コード例 #1
0
ファイル: class.authormatch.php プロジェクト: kyleLesack/TNRS
 public static function remove_duplicate_authors($author_words1, $author_words2)
 {
     $unique_authors1 = $author_words1;
     $unique_authors2 = $author_words2;
     //print_r($author_words1);
     //print_r($author_words2);
     foreach ($author_words1 as $key1 => $author1) {
         $author1_matches = false;
         $author1 = Normalize::normalize_author_string($author1);
         foreach ($author_words2 as $key2 => $author2) {
             $author2_matches = false;
             $author2 = Normalize::normalize_author_string($author2);
             if ($author1 == $author2) {
                 //echo '$1';
                 $author1_matches = true;
                 $author2_matches = true;
             } elseif (preg_match("/^" . preg_quote($author1, "/") . "/i", $author2)) {
                 //echo '$2';
                 $author1_matches = true;
             } elseif (preg_match("/^" . preg_quote($author2, "/") . "/i", $author1)) {
                 //echo '$3';
                 $author2_matches = true;
             }
             // equal or one is contained in the other, so consider it a match for both terms
             if (strlen($author1) >= 3 && $author1_matches || strlen($author2) >= 3 && $author2_matches || $author1 == $author2) {
                 //echo '$4';
                 unset($unique_authors1[$key1]);
                 unset($unique_authors2[$key2]);
             } elseif ($author1_matches) {
                 //echo '$5';
                 // author1 was abbreviation of author2
                 unset($unique_authors1[$key1]);
             } elseif ($author2_matches) {
                 //echo '$6';
                 // author1 was abbreviation of author2
                 unset($unique_authors2[$key2]);
             } else {
                 //echo '$7';
                 // no match or abbreviation so try a fuzzy match
                 // $max_length = max(strlen($author1), strlen($author2));
                 // $lev = levenshtein($author1, $author2);
                 // if(($lev/$max_length) <= .167)
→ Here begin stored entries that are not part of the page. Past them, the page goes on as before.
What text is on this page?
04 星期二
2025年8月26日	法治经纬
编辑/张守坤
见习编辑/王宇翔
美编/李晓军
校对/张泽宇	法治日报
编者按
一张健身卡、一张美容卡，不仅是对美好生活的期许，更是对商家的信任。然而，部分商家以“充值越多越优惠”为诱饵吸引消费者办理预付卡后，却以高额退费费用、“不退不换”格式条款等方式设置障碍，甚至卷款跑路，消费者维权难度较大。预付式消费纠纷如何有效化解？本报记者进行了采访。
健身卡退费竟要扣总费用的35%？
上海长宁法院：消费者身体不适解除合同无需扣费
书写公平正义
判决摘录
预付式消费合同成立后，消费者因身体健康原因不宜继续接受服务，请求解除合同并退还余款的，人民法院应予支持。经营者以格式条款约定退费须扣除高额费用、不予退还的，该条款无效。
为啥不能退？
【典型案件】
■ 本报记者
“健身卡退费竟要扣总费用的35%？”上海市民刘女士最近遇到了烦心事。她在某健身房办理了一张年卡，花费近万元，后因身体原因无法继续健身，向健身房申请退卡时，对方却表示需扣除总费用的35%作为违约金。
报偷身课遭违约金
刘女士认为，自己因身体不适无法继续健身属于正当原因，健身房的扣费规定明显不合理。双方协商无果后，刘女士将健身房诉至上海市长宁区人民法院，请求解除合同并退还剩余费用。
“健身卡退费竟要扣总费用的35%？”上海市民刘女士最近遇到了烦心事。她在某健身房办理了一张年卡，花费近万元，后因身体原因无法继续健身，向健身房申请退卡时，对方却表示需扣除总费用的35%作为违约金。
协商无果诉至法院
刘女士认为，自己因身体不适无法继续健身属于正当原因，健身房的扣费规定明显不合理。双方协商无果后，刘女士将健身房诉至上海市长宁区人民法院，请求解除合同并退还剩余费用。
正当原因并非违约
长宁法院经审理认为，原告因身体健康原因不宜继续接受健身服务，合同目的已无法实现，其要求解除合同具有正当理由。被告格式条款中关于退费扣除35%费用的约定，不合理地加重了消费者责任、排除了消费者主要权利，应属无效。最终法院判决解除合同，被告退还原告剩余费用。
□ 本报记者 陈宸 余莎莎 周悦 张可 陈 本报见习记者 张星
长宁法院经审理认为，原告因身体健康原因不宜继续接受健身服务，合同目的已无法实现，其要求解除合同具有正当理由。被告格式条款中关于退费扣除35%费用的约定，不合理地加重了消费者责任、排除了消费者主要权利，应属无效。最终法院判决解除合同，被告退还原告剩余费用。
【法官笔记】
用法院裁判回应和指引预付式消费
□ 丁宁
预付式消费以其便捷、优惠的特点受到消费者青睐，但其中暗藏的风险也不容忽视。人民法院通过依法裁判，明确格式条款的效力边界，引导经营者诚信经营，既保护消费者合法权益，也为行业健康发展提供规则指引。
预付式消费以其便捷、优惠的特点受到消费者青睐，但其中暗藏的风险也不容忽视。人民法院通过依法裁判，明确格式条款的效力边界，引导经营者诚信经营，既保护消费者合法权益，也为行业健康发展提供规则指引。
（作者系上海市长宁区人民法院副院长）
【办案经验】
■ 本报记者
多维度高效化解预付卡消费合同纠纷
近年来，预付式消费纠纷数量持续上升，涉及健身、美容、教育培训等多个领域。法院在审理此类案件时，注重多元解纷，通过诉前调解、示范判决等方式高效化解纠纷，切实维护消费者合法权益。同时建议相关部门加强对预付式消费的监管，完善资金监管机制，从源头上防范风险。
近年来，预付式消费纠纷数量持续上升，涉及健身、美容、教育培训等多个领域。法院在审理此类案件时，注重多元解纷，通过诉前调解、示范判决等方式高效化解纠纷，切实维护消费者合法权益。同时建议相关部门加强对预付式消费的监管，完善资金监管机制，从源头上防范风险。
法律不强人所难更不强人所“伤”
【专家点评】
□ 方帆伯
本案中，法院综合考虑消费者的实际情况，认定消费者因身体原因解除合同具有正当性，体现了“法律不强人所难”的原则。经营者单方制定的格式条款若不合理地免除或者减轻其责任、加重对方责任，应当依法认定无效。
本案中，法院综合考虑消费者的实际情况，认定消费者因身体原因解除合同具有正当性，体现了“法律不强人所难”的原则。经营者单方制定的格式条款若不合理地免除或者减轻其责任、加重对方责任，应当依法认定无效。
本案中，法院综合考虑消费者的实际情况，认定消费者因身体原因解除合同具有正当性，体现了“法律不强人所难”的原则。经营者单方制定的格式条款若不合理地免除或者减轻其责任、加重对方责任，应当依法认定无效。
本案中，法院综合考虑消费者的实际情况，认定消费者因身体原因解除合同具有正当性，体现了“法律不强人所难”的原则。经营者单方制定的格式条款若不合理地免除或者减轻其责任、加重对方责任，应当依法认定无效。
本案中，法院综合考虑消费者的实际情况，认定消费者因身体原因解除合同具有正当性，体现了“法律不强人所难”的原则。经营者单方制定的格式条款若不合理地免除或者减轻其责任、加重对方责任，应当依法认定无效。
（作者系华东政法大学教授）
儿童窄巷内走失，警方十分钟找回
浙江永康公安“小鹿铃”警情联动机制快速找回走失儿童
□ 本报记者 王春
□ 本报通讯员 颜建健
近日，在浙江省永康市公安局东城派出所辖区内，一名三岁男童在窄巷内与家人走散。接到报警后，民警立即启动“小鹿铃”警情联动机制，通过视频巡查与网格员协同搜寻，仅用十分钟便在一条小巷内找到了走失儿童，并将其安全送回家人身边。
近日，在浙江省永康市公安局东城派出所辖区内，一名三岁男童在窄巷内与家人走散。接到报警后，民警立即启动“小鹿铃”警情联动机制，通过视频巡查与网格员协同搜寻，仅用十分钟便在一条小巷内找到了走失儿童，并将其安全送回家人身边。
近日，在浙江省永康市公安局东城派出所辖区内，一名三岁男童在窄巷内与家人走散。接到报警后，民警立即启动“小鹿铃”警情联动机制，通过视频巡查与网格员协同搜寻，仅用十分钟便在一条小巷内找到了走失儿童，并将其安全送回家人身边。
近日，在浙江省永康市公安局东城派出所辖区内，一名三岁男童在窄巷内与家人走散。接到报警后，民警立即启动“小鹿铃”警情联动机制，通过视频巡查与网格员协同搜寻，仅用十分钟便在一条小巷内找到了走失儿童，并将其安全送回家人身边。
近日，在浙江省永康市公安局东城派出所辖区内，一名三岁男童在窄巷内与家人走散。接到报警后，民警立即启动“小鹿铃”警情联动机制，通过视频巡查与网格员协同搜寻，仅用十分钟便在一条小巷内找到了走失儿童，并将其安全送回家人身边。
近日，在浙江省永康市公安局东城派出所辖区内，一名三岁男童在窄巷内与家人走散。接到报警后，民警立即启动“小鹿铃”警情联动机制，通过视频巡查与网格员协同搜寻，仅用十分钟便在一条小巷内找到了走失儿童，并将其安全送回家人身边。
                 $match = self::match_author_words($author1, $author2);
                 if ($match['match']) {
                     //echo '$8';
                     unset($unique_authors1[$key1]);
                     unset($unique_authors2[$key2]);
                 }
             }
         }
         reset($author_words2);
     }
     return array($unique_authors1, $unique_authors2);
 }